One-year follow-up of a short specific carbohydrate diet intervention in children with juvenile idiopathic arthritis: A retrospectively controlled study with focus on medical burden.
Study Goal
The researchers aimed to evaluate the anti-inflammatory effects and long-term impact of the Specific Carbohydrate Diet (SCD) on medication needs in children with juvenile idiopathic arthritis (JIA).
Results Summary
The SCD showed short-term symptom improvement in some participants, with six avoiding medication escalations for a year, but no significant group-level changes in medication use were observed. Long-term adherence was challenging, and larger studies with simpler diets are needed.
Population
Children with juvenile idiopathic arthritis (JIA) and low disease activity.
Effective Dosage
Not specified
Duration
1-month intervention with 1-year follow-up
Interactions
None mentioned
| Intervention | Direction | Endpoint | Population | Dosage | Impact | Claim # |
|---|---|---|---|---|---|---|
specific carbohydrate diet (SCD) | increase | clinical variables | children with juvenile idiopathic arthritis (JIA) | - | significant improvement | #1 |
specific carbohydrate diet (SCD) | no change | medication use | children with juvenile idiopathic arthritis (JIA) | - | no significant group-level changes | #2 |
specific carbohydrate diet (SCD) | decrease | need for medical escalation | six participants | - | eliminated | #3 |
specific carbohydrate diet (SCD) | decrease | symptoms | children with JIA | - | shows promise in alleviating | #4 |
specific carbohydrate diet (SCD) | decrease | planned medication escalations | some participants | - | allowed some participants to avoid | #5 |
OBJECTIVES: Studies on diet as a complementary treatment in children with juvenile idiopathic arthritis (JIA) are limited. We have previously reported initial findings from a study exploring the potential anti-inflammatory effects of a 1-month specific carbohydrate diet (SCD) in children with JIA. This paper presents the full-year follow-up results, primarily focusing on changes in medication needs before and after the intervention. METHODS: Twenty-eight patients with JIA, with low disease activity, were included. The results of disease activity, physical function, pain, morning stiffness, and inflamed joints from the 1-month intervention, as well as long-term effects, were evaluated. The medical burden during the year before and 1 year after the dietary intervention was compared with three times as many retrospective patients with JIA. RESULTS: Despite adherence challenges, twenty-one children completed at least 1 month on the diet with a significant improvement in clinical variables that appeared to persist for several months.
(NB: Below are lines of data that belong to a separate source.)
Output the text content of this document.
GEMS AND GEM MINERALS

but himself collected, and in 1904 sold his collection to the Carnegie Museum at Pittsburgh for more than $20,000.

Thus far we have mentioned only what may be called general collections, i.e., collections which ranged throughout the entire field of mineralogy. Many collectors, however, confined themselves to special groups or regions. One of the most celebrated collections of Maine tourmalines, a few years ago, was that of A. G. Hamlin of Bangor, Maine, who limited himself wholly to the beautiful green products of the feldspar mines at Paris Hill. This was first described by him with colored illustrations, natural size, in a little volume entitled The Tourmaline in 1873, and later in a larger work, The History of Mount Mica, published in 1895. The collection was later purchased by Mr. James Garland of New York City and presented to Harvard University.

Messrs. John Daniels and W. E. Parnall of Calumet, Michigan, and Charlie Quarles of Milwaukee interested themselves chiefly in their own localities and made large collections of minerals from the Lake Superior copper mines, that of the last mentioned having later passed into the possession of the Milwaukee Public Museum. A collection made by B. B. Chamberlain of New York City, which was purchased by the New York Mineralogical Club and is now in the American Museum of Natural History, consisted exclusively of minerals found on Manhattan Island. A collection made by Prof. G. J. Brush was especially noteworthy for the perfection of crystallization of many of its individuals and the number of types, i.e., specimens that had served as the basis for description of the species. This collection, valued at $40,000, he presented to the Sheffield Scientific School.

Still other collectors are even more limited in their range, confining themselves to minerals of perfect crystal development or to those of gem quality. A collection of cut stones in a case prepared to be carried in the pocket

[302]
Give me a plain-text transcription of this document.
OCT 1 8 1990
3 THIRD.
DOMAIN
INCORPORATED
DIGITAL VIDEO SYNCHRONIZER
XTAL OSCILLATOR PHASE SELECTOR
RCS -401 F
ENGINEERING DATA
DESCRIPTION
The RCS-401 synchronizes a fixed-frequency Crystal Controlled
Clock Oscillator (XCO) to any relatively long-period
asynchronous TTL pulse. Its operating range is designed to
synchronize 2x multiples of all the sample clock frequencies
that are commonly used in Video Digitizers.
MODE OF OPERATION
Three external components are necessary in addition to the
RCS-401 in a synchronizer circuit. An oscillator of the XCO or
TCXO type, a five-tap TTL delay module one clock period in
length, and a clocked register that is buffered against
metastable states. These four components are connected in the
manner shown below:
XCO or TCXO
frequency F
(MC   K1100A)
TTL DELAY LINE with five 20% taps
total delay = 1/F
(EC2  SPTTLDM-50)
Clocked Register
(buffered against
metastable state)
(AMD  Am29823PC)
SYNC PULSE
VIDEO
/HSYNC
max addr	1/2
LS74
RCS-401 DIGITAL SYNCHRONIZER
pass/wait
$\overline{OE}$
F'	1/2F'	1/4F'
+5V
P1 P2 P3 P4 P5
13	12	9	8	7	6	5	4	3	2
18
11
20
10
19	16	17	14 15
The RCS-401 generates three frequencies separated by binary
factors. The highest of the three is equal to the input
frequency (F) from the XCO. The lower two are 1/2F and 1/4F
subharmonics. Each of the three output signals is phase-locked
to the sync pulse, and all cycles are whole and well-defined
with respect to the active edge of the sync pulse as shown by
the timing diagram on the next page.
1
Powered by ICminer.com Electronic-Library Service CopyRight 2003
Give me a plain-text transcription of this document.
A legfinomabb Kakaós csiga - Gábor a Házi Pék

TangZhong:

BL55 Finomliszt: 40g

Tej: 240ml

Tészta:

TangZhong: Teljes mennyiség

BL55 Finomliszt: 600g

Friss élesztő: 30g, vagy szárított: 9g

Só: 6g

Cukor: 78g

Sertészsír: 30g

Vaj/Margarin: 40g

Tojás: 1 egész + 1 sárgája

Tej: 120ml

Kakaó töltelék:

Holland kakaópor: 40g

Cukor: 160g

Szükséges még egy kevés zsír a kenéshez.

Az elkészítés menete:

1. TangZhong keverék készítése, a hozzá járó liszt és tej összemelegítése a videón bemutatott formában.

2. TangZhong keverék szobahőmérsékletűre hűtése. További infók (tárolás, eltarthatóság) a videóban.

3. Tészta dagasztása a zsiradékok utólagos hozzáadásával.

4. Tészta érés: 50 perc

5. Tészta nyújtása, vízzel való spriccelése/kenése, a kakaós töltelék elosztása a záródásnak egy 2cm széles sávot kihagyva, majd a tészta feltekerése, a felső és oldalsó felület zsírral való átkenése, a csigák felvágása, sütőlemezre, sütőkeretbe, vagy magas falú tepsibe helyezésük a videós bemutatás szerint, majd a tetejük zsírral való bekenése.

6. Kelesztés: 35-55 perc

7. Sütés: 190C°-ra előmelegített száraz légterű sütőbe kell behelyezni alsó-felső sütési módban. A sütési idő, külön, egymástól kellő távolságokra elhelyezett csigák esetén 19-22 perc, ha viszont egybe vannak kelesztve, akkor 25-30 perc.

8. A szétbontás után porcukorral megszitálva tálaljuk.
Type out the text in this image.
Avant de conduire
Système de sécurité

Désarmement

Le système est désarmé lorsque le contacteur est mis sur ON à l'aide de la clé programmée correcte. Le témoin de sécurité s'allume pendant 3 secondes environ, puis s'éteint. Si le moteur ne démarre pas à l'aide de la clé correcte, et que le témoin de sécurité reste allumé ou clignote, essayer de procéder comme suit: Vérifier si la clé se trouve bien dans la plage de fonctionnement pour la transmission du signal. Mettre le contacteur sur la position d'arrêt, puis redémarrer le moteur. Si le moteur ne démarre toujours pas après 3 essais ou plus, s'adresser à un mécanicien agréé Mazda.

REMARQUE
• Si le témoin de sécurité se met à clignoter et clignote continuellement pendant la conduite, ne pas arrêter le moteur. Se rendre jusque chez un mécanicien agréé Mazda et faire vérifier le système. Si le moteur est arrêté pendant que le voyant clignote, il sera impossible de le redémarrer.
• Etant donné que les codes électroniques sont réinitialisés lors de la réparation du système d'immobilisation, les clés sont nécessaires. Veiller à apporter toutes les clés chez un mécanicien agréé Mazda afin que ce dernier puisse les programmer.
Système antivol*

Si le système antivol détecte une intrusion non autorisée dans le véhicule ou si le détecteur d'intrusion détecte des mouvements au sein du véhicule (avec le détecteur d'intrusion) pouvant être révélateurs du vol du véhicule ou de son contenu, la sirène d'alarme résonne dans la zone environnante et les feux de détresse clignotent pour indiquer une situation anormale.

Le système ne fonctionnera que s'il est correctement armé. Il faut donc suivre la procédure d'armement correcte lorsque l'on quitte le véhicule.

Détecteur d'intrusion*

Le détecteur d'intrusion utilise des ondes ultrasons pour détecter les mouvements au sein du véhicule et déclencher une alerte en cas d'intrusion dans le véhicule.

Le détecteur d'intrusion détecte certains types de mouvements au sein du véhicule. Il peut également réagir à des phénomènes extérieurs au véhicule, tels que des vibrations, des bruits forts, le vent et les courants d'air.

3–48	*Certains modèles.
Sixteen children completed a 1-year follow-up, and the medical burden was compared with that of 48 matched retrospective controls. We observed no significant group-level changes in medication use from the dietary intervention. In six participants, the need for medical escalation was eliminated following the dietary intervention, and this effect was maintained for 1 year. CONCLUSION: The SCD shows promise in alleviating symptoms in children with JIA, both in the short and long-term. While no significant group-level changes were observed, some participants avoided treatment escalations, suggesting individual benefits. However, larger-scale studies using a less complicated diet are necessary to draw definitive conclusions. Clinical Trials Identifier NCT04205500, 2019/12/17, retrospectively registered. URL: https://register. CLINICALTRIALS: gov . Key Points • The specific carbohydrate diet (SCD) allowed some participants to avoid planned medication escalations, indicating its potential role in managing JIA symptoms. • Most participants faced difficulties with long-term adherence to the restrictive SCD, highlighting the need for more sustainable dietary strategies. • Further studies are needed to identify specific dietary components that drive benefits and to explore underlying mechanisms for effective dietary recommendations in pediatric rheumatology.